By Craig Donofrio
The long, serrated knife, guided by the baker’s steady hand, saws through a crusty baguette and casts golden crumbs onto a sun-splashed butcher’s block. Warm, natural light and a complex array of earthy, yeasty aromas fill the glass-walled room, and nearly 20 Rutgers journalism majors eagerly await a slice of baker John Ropelski’s fresh, hand-crafted bread.
This type of full-sensory, hands-on experience is what Teresa Politano is serving to her Rutgers journalism students this semester, and she is teaching them how to use those nuanced details and personal observations to craft engaging, front-page food stories. “Talk about the bread, the smells in the bakery and the rolling pins on the wall,” Politano said, referring to the class trip to &Grain, an artisanal bread bakery in Garwood.
“Be descriptive in your reporting,” she said. “You were there.” Politano, who has been teaching part time for J/MS since 1999, is hosting a new special topics course this semester about food journalism. Judging from just a few of Politano’s past and present credentials — book author; restaurant critic and food writer for the Star-Ledger and its monthly magazine, Inside New Jersey; a James Beard nominee for food writing; former managing editor of the Home News Tribune — she is perfectly suited to mentor aspiring food writers. According to Politano, mentoring is a significant part of the class philosophy.
“The class features one-on-one workshops to improve reporting and writing,” reported Politano, “and we’ve launched a magazine-format class blog. We have several key guest speakers and field trips throughout the semester.”
During the field trip to &Grain, owner and head baker Ropelski provided Politano’s students with more than just lessons in bread making. He also explained some of the hardships in starting a business and some of the mistakes he made along the way. For example, Ropelski said the desire for high visibility and a street corner space pushed him to design a window-lined, glass-walled room that was not exactly ideal for temperature-sensitive bread yeasts.
Those hardships and mistakes were not lost on Politano. She coached her students to use those details to develop a different angle for their food stories. “This story could be about entrepreneurial secrets and problems revealed,” she said. “One issue with covering food and restaurants is that it’s often said it’s a hard business, but it’s not always explained why or shown to the reader.” Another issue Politano picked up on was the economics behind Ropelski’s bakery.
At one point during the class at &Grain, Ropelski mentioned that customer satisfaction and positive reviews don’t always equate to financial success. Ropelski looked pained to admit that some days’ lack of traffic have even caused him to question his bakery venture altogether. Back in the J/MS classroom the following week, Politano explained to her students that a good reporter has to be ready to ask difficult and uncomfortable questions during interviews.
“Giving examples of mistakes that were made by an owner or talking about the financial struggles behind the business gives context and intrigue to the story,” said Politano.

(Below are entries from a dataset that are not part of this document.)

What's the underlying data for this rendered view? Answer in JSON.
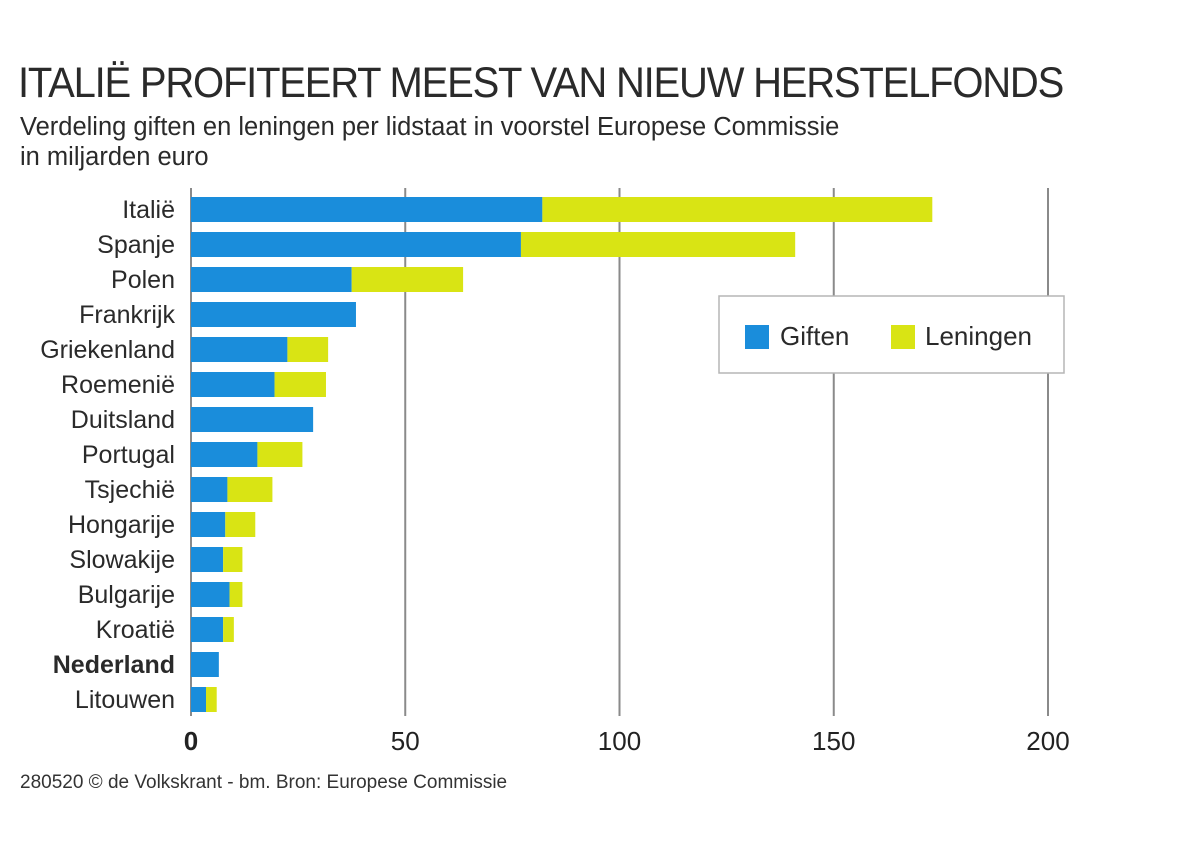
{
  "chart_data": {
    "type": "bar",
    "orientation": "horizontal",
    "stacked": true,
    "title": "ITALIË PROFITEERT MEEST VAN NIEUW HERSTELFONDS",
    "subtitle": "Verdeling giften en leningen per lidstaat in voorstel Europese Commissie",
    "unit_label": "in miljarden euro",
    "categories": [
      "Italië",
      "Spanje",
      "Polen",
      "Frankrijk",
      "Griekenland",
      "Roemenië",
      "Duitsland",
      "Portugal",
      "Tsjechië",
      "Hongarije",
      "Slowakije",
      "Bulgarije",
      "Kroatië",
      "Nederland",
      "Litouwen"
    ],
    "highlight_category": "Nederland",
    "series": [
      {
        "name": "Giften",
        "color": "#1a8ddb",
        "values": [
          82,
          77,
          37.5,
          38.5,
          22.5,
          19.5,
          28.5,
          15.5,
          8.5,
          8,
          7.5,
          9,
          7.5,
          6.5,
          3.5
        ]
      },
      {
        "name": "Leningen",
        "color": "#d9e414",
        "values": [
          91,
          64,
          26,
          0,
          9.5,
          12,
          0,
          10.5,
          10.5,
          7,
          4.5,
          3,
          2.5,
          0,
          2.5
        ]
      }
    ],
    "x_ticks": [
      "0",
      "50",
      "100",
      "150",
      "200"
    ],
    "xlim": [
      0,
      200
    ],
    "grid": true,
    "legend_position": "right"
  },
  "source": "280520 © de Volkskrant - bm. Bron: Europese Commissie"
}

Providing context and setting food stories within larger issues are some things Politano learned early in her journalism career. After graduating from Duquesne University, Politano attended a Washington, DC journalism semester at American University. According to Politano, words of wisdom from a Washington Post reporter during a conference there opened her eyes to the fact that well-conceived and well-written food stories could be front-page news.
“Food is also part of politics and economics,” Politano said, “It is a cultural story, an entertainment story.” The major news outlets and media organizations of the past often overlooked this connection, added Politano. Things have quickly changed, however, and the media now serve a constant buffet of dedicated food channels, “foodie” blogs and even “food porn” photography. For Politano, this explosion of food culture interest and content creation is all related to “access” in the digital age: easy access to digital food content has sparked popular culinary awareness in the same way that better access to fresh produce and rare ingredients has enhanced chefs’ creativity in the modern age. Politano points to one obvious sign that indicates interest in food culture and food writing is spreading to a younger audience. The food journalism course reached its maximum number, about two dozen students, within a few hours of registration. “Young people are just naturally curious,” said Politano, explaining why food culture is appealing to younger audiences nowadays and why it’s an exciting time to teach.
The food journalism class blog, called The New Jersey Food Journal (newjerseyfoodjournal.blogspot.com), is where a lot of the student writing can be found. Politano said the class is “very selective” in what it posts in the way of restaurant reviews, profiles, photography and even some personal essays related to food. “We’re not going to race to post just because we can,” said Politano. “I want my students to think like they’re submitting to the New York Times.”